Women campaigners are mobilising support in the Welwyn Hatfield area to fight the Government for state pension rights.

Welwyn Hatfield Times: The east Hertfordshire group sent a delegation to a national demonstration to Parliament in March.The east Hertfordshire group sent a delegation to a national demonstration to Parliament in March. (Image: Archant)

About 30 women born between 1950 and 1960 have formed an east Herfordshire branch of the national Women Against State Pension Inequality (WASPI) campaign, and have been handing out leaflets in Welwyn Garden City.

Welwyn Hatfield Times: The east Hertfordshire branch campaigned in central WGC in May.The east Hertfordshire branch campaigned in central WGC in May. (Image: Archant)

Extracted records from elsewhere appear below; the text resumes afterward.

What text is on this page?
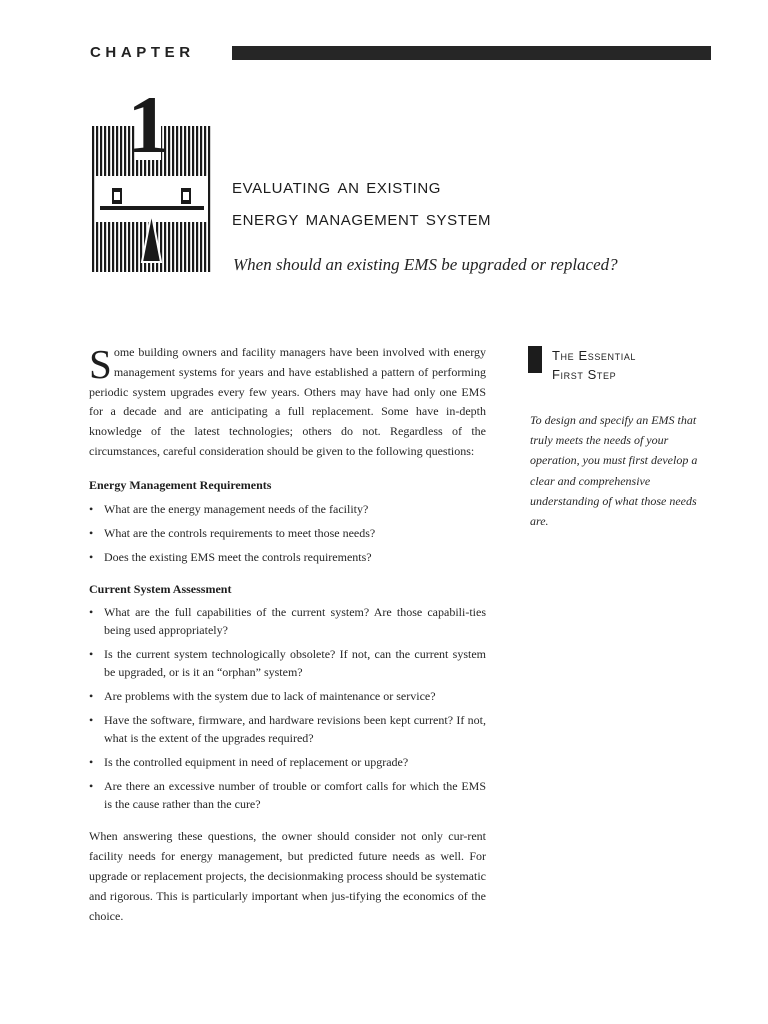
CHAPTER
1
evaluating an existing
energy management system

When should an existing EMS be upgraded or replaced?

Some building owners and facility managers have been involved with energy management systems for years and have established a pattern of performing periodic system upgrades every few years. Others may have had only one EMS for a decade and are anticipating a full replacement. Some have in-depth knowledge of the latest technologies; others do not. Regardless of the circumstances, careful consideration should be given to the following questions:

Energy Management Requirements
• What are the energy management needs of the facility?
• What are the controls requirements to meet those needs?
• Does the existing EMS meet the controls requirements?
Current System Assessment
• What are the full capabilities of the current system? Are those capabili-ties being used appropriately?
• Is the current system technologically obsolete? If not, can the current system be upgraded, or is it an “orphan” system?
• Are problems with the system due to lack of maintenance or service?
• Have the software, firmware, and hardware revisions been kept current? If not, what is the extent of the upgrades required?
• Is the controlled equipment in need of replacement or upgrade?
• Are there an excessive number of trouble or comfort calls for which the EMS is the cause rather than the cure?

When answering these questions, the owner should consider not only cur-rent facility needs for energy management, but predicted future needs as well. For upgrade or replacement projects, the decisionmaking process should be systematic and rigorous. This is particularly important when jus-tifying the economics of the choice.

The Essential
First Step

To design and specify an EMS that truly meets the needs of your operation, you must first develop a clear and comprehensive understanding of what those needs are.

Spokeswoman Lesley Flowers. 62, a retired teacher from Cole Green, explained that the campaign was inspired against pension changes implemented by the 1995 Pension Act.

She told the Welwyn Hatfield Tines: “We have no problem with women and men getting their pensions at the same age, but we were never told this was happening.

“If a private pension company had treated us like the Government has, we could sue them.”

They argue that the Government failed to notify women in 1995 that their state pension age was rising from 60 to 65, putting it in line with men in response to an EU directive.

The Government did not even start to write to affected women until 2009, and some were not told until the 2011 Pension Act raised the age to 66.

Fellow campaigner Carol Morley, of Hertford, said: “If I had known I could have made provision, such as a private pension.”

Consequently, Lesley said, women in the early 60s were being forced to take physically demanding manual jobs such as stacking supermarket shelves or cleaning.

She said: “There are women who are using food banks. Others have to sell their houses.”

Although they estimate the problem affects 3.44million women nationally, they have encountered widespread ignorance of pension ages when out campaigning in Welwyn Garden City.

Lesley said: “We want to get more women on board. The more voices behind us, the more notice the Government will take of us.”

The east Hertfordshire group attended a nationwide demonstration in Westminster in March, which called for transitional payments between the ages of 60 and 66, and held a “day of action” in Welwyn Garden City in May.

The group urges affected women to write letters of complaint to the Department of Work and Pensions in a bid to bolster the national campaign’s ongoing legal challenge for maladministration.